Harvesting biomass for bioenergy removes large quantities of nutrients from the system (Vogel et al. 2002; Fike et al. 2006a, b; Mitchell et al. 2008; Guretzky et al. 2011). Typically, N is the most limiting nutrient for switchgrass production and is the most expensive annual input. Consequently, reducing N removal from the switchgrass systems has a positive effect on the economic and environmental sustainability. In switchgrass production systems, N removal is a function of biomass yield and N concentration, with biomass N concentration increasing as N fertilization rates increase (Vogel et al. 2002). In general, harvesting 10 Mg ha-1 of switchgrass DM with whole-plant N concentration of 1% will remove 100 kg of N ha-1, whereas if harvest is delayed until after senescence, N concentration can decline to 0.6% or less, resulting in the removal of only about 60 kg of N ha-1 (Mitchell and Schmer 2012). From a producer’s perspective, this 40 kg of N ha-1 reduction in N removal may be an acceptable trade-off for the yield losses associated with delaying harvest.

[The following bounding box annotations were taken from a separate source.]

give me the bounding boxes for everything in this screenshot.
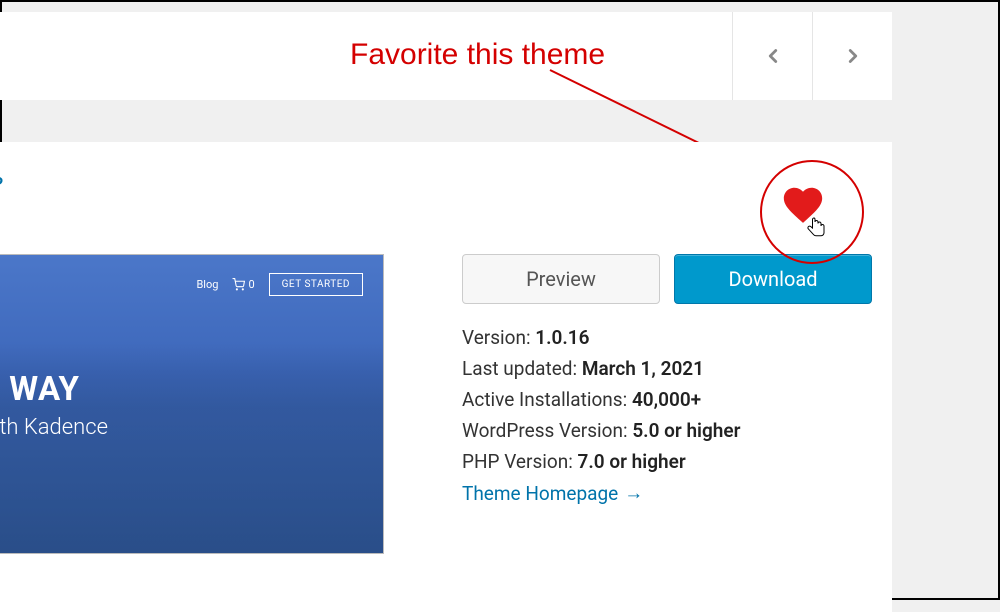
arrow-right-icon: →: [624, 481, 643, 505]
action-buttons-row: Preview Download: [462, 254, 872, 304]
screenshot-cart: 0: [232, 278, 254, 291]
favorite-button[interactable]: [780, 182, 826, 232]
chevron-left-icon: [762, 45, 784, 67]
screenshot-nav: Blog 0 GET STARTED: [196, 273, 363, 296]
annotation-label: Favorite this theme: [350, 38, 605, 72]
meta-wp-label: WordPress Version:: [462, 419, 628, 442]
screenshot-hero-subtitle: le With Kadence: [0, 415, 108, 440]
meta-wp-version: WordPress Version: 5.0 or higher: [462, 419, 872, 442]
meta-updated: Last updated: March 1, 2021: [462, 357, 872, 380]
meta-installs: Active Installations: 40,000+: [462, 388, 872, 411]
chevron-right-icon: [842, 45, 864, 67]
meta-version: Version: 1.0.16: [462, 326, 872, 349]
theme-screenshot[interactable]: Blog 0 GET STARTED YOUR WAY le With Kade…: [0, 254, 384, 554]
meta-php-value: 7.0 or higher: [578, 450, 686, 473]
meta-installs-value: 40,000+: [632, 388, 701, 411]
screenshot-get-started: GET STARTED: [269, 273, 363, 296]
meta-version-value: 1.0.16: [535, 326, 589, 349]
heart-icon: [780, 182, 826, 228]
theme-homepage-label: Theme Homepage: [462, 482, 618, 505]
screenshot-hero-title: YOUR WAY: [0, 370, 79, 409]
next-theme-button[interactable]: [812, 12, 892, 100]
meta-installs-label: Active Installations:: [462, 388, 627, 411]
meta-php-label: PHP Version:: [462, 450, 573, 473]
theme-meta-column: Preview Download Version: 1.0.16 Last up…: [462, 254, 872, 505]
meta-updated-value: March 1, 2021: [582, 357, 704, 380]
theme-homepage-link[interactable]: Theme Homepage →: [462, 481, 643, 505]
screenshot-cart-count: 0: [248, 278, 254, 291]
author-link-fragment[interactable]: P: [0, 174, 3, 194]
preview-button[interactable]: Preview: [462, 254, 660, 304]
meta-updated-label: Last updated:: [462, 357, 577, 380]
prev-theme-button[interactable]: [732, 12, 812, 100]
meta-version-label: Version:: [462, 326, 531, 349]
meta-wp-value: 5.0 or higher: [632, 419, 740, 442]
screenshot-nav-blog: Blog: [196, 278, 218, 291]
download-button[interactable]: Download: [674, 254, 872, 304]
meta-php-version: PHP Version: 7.0 or higher: [462, 450, 872, 473]
cart-icon: [232, 278, 245, 291]
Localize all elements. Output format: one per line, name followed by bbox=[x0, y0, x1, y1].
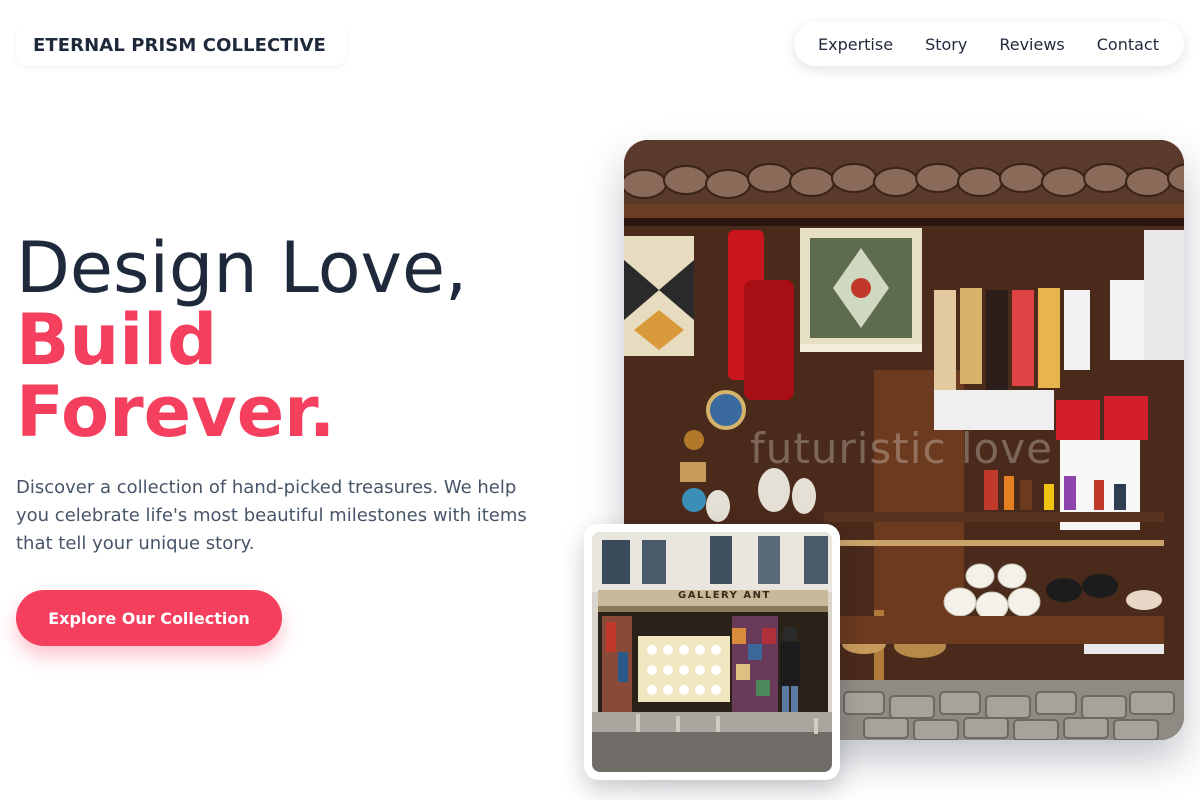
brand-name: ETERNAL PRISM COLLECTIVE bbox=[33, 34, 326, 56]
main-nav: Expertise Story Reviews Contact bbox=[794, 22, 1184, 66]
storefront-image: GALLERY ANT bbox=[592, 532, 832, 772]
nav-link-contact[interactable]: Contact bbox=[1097, 35, 1159, 54]
nav-link-expertise[interactable]: Expertise bbox=[818, 35, 893, 54]
headline-line-1: Design Love, bbox=[16, 227, 468, 309]
nav-link-story[interactable]: Story bbox=[925, 35, 967, 54]
hero-headline: Design Love, Build Forever. bbox=[16, 232, 576, 448]
hero-inset-image-card: GALLERY ANT bbox=[584, 524, 840, 780]
hero-description: Discover a collection of hand-picked tre… bbox=[16, 477, 527, 554]
headline-line-2: Build bbox=[16, 299, 218, 381]
brand-logo[interactable]: ETERNAL PRISM COLLECTIVE bbox=[16, 24, 346, 66]
nav-link-reviews[interactable]: Reviews bbox=[999, 35, 1064, 54]
headline-line-3: Forever. bbox=[16, 371, 336, 453]
explore-collection-button[interactable]: Explore Our Collection bbox=[16, 590, 282, 646]
storefront-sign: GALLERY ANT bbox=[678, 590, 771, 601]
storefront-illustration bbox=[592, 532, 832, 772]
image-watermark: futuristic love bbox=[750, 424, 1053, 473]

In a multi-environment study evaluating numerous N rates and harvest dates, biomass yield was optimized when switchgrass was harvested at the boot to post-anthesis stage and fertilized with 120 kg N ha-1 (Vogel et al. 2002). At this harvest date and fertility level, the amount of N removed at harvest was similar to the amount of N applied. Soil NO3-N did not increase throughout the study (Vogel et al. 2002), suggesting N losses from the system (and consequent environmental impact of such management) would be minimal.

Information on total nutrient removal in switchgrass production systems is lacking. Collins et al. (2008) reported irrigated switchgrass in the Pacific Northwest yielded from 14.5 to 20.4 Mg dry matter ha-1 y-1 and each kg of N produced 83 kg of biomass. Macronutrient export averaged 214 kg N ha-1, 40 kg P ha-1, 350 kg K ha-1, 15 kg S ha-1, 60 kg Ca ha-1, 38 kg Mg ha-1, and 6 kg Fe ha-1. Averaged across cultivars, switchgrass removed less than 1 kg ha-1 of B, Mn, Cu, and Zn. In the eastern USA, delaying harvest until spring reduced ash content and leached nutrients from the vegetation (Adler et al. 2006). Although management of all nutrients in the system is important, N is the most expensive, has the greatest potential for environmental contamination, and has the greatest influence on life cycle assessment (Mitchell and Schmer 2012). Consequently, given the interaction of N rate and harvest date, it is important to only replace the N needed for the production system to prevent over-fertilization and soil N accumulation.